Being somewhat familiar with the law making process used by the Bridgeport City Council, I stopped by DeYulio’s Sausage Company, 1501 State Street in Bridgeport, unannounced, to personally observe the sausage making process. My hope was that someone would take mercy on me and give me an appointment for some time in the future.
Lo and behold, I was not turned away!
Instead, I was welcomed into the plant by Michael Taylor, a member of the management team. As soon as I explained my mission, he agreed to give me a tour of the facility and answer questions.
As he led me through the sparkling and impeccably clean facility, I was amazed at the order and respect permeating the atmosphere. Key ingredients are required by the recipe in order to maintain the integrity of the product. These ingredients are always included. Machines were quietly being operated by a team of dedicated and committed employees, obviously concerned with producing a quality product. The workplace was bright, open and inviting. The employees were courteous to me as a visitor.
While I was there, the US Department of Agriculture inspector was making his daily visit; everything passed inspection.
In Bridgeport, most of the law making process is performed in one of several City Council committees. Ms. Eneida Martinez and Mr. Jose Casco were co-chairs of the Ordinance Committee at the time that this parking ordinance was approved. Mr. Jack Banta and Ms. Jeanette Herron were Co-Chairs of the Contract Committee at the time of approving the agreement with Laz Parking LTD.
Democratic principles are a key ingredient in the recipe for making laws. The recipe requires that the law making function of city government be independent of the executive branch (the Mayor). Sausage makers are loathe to dilute key ingredients for fear of compromising the integrity of their product. Contrast that with lawmakers in Bridgeport, who are flexible and lax with key ingredients, and even allow the Mayor to script the recipe.
The Ordinance Committee Co-chairs knew that the Mayor and his ethics czar, Ed Adams, were eager to remove the parking functions from the police commission and give it to the Department of Public Facilities as soon as possible. They also knew that the Contracts Committee co-chairs had managed to get the Laz Parking LTD agreement through the committee process and obtain City Council approval in less than 30 days.
Not to be outdone, on June 29, Ms. Martinez and Mr.
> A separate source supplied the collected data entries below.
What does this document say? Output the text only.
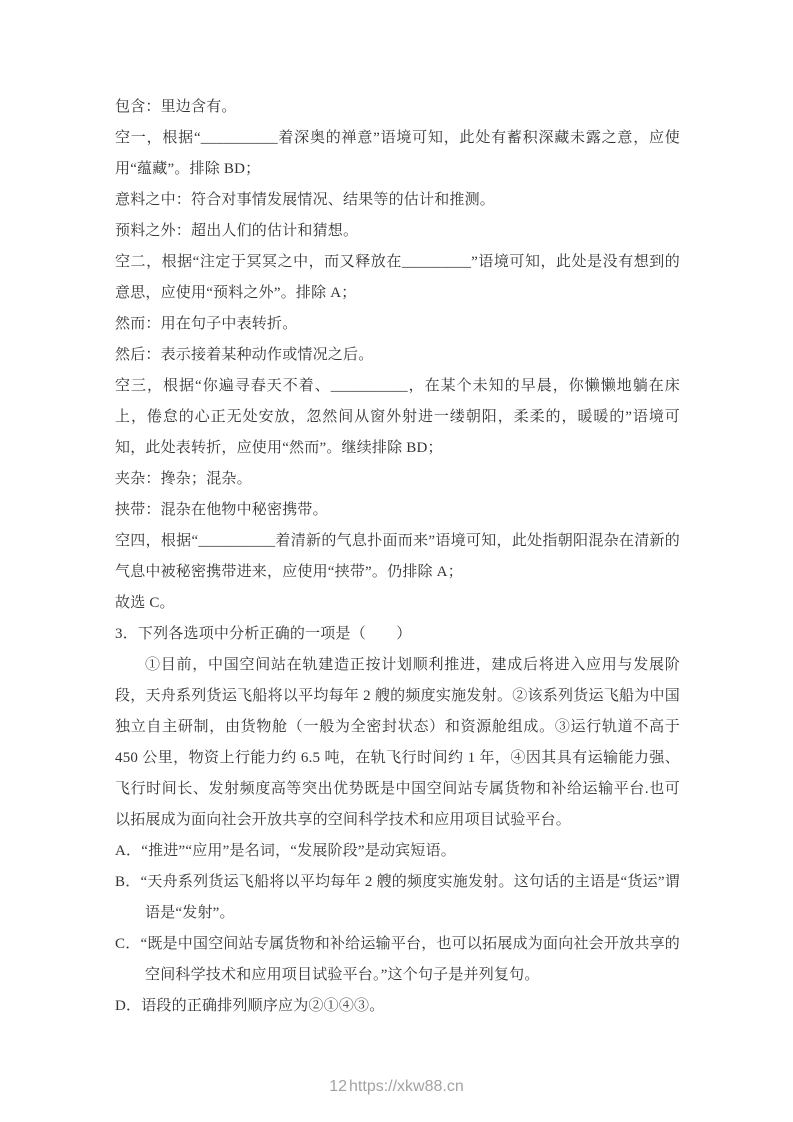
包含：里边含有。

空一，根据“__________着深奥的禅意”语境可知，此处有蓄积深藏未露之意，应使用“蕴藏”。排除 BD；

意料之中：符合对事情发展情况、结果等的估计和推测。

预料之外：超出人们的估计和猜想。

空二，根据“注定于冥冥之中，而又释放在_________”语境可知，此处是没有想到的意思，应使用“预料之外”。排除 A；

然而：用在句子中表转折。

然后：表示接着某种动作或情况之后。

空三，根据“你遍寻春天不着、__________，在某个未知的早晨，你懒懒地躺在床上，倦怠的心正无处安放，忽然间从窗外射进一缕朝阳，柔柔的，暖暖的”语境可知，此处表转折，应使用“然而”。继续排除 BD；

夹杂：搀杂；混杂。

挟带：混杂在他物中秘密携带。

空四，根据“__________着清新的气息扑面而来”语境可知，此处指朝阳混杂在清新的气息中被秘密携带进来，应使用“挟带”。仍排除 A；

故选 C。

3．下列各选项中分析正确的一项是（　　）

①目前，中国空间站在轨建造正按计划顺利推进，建成后将进入应用与发展阶段，天舟系列货运飞船将以平均每年 2 艘的频度实施发射。②该系列货运飞船为中国独立自主研制，由货物舱（一般为全密封状态）和资源舱组成。③运行轨道不高于 450 公里，物资上行能力约 6.5 吨，在轨飞行时间约 1 年，④因其具有运输能力强、飞行时间长、发射频度高等突出优势既是中国空间站专属货物和补给运输平台.也可以拓展成为面向社会开放共享的空间科学技术和应用项目试验平台。

A．“推进”“应用”是名词，“发展阶段”是动宾短语。

B．“天舟系列货运飞船将以平均每年 2 艘的频度实施发射。这句话的主语是“货运”谓语是“发射”。

C．“既是中国空间站专属货物和补给运输平台，也可以拓展成为面向社会开放共享的空间科学技术和应用项目试验平台。”这个句子是并列复句。

D．语段的正确排列顺序应为②①④③。

12 https://xkw88.cn
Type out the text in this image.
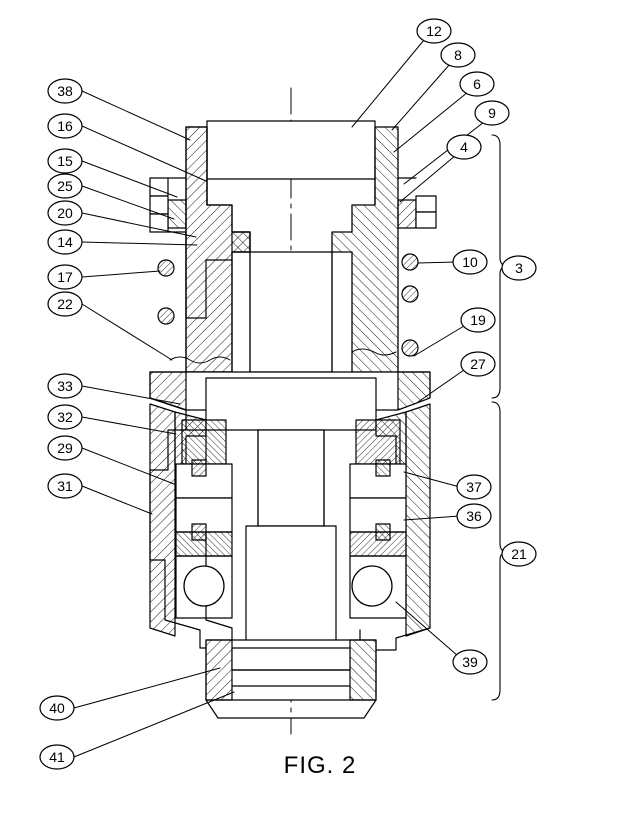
38
16
15
25
20
14
17
22
33
32
29
31
40
41
12
8
6
9
4
10
19
27
37
36
39
3
21
FIG. 2
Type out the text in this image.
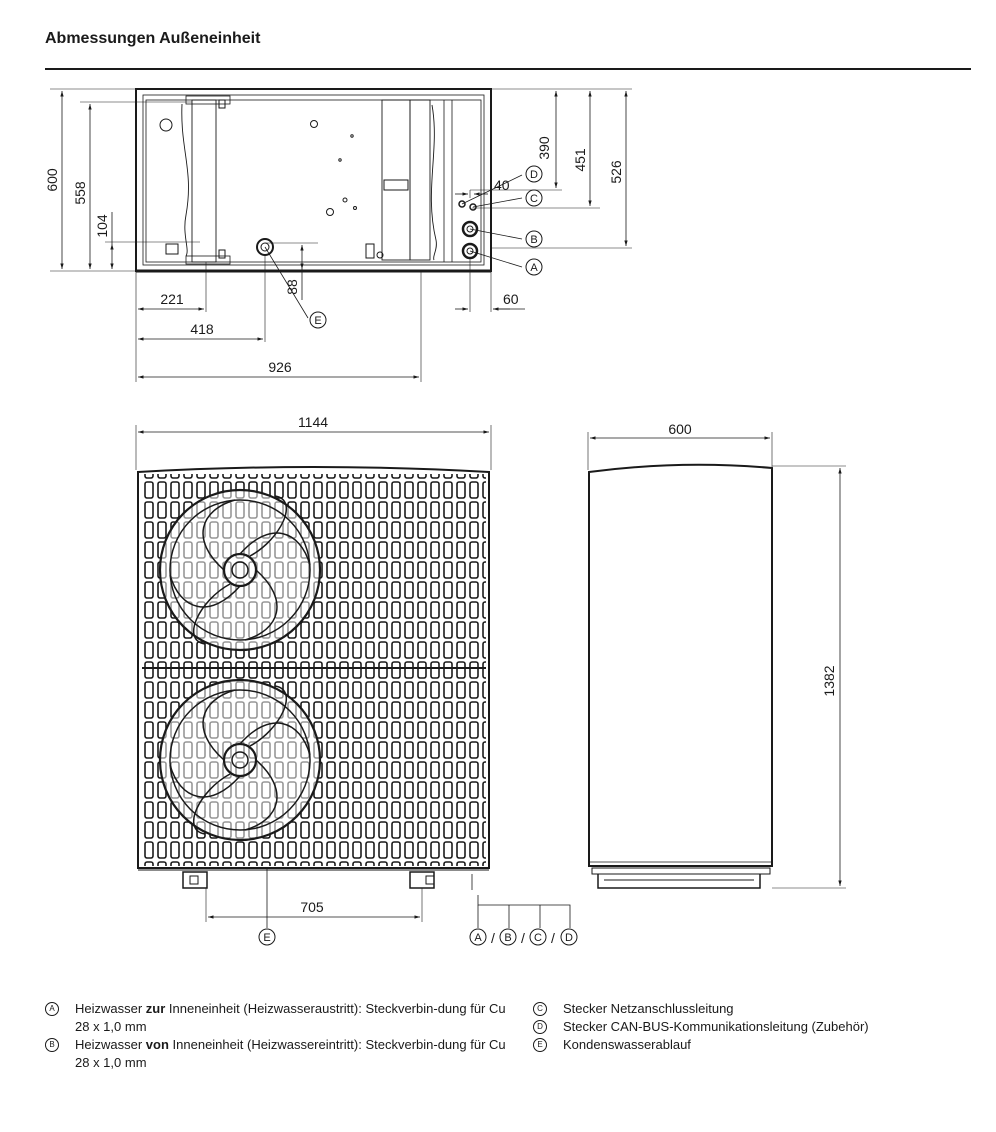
Abmessungen Außeneinheit
600
558
104
390
451
526
40
88
60
221
418
926
D
C
B
A
E
1144
705
E	A B C D
/ / /
600
1382
A	Heizwasser zur Inneneinheit (Heizwasseraustritt): Steckverbin-dung für Cu 28 x 1,0 mm
B	Heizwasser von Inneneinheit (Heizwassereintritt): Steckverbin-dung für Cu 28 x 1,0 mm
C	Stecker Netzanschlussleitung
D	Stecker CAN-BUS-Kommunikationsleitung (Zubehör)
E	Kondenswasserablauf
Casco called for a special meeting for the next day, Thursday, June 30. This happens to be the eve of the 4th of July weekend.
The committee approved the ordinance and recommended that the City Council also approve it.
The City Council accepted the recommendation and approved the ordinance on July 5, one business day later, moments after a two minute public hearing on the subject.
On July 6, the Mayor held a press conference, joined by members of the Bridgeport Business Council, heralding their product, the new smart meters, as the best thing since sliced bread.
No wonder sausage makers are insulted when their work is compared to making laws; a special thanks to DeYulio’s for helping me understand their reasoning.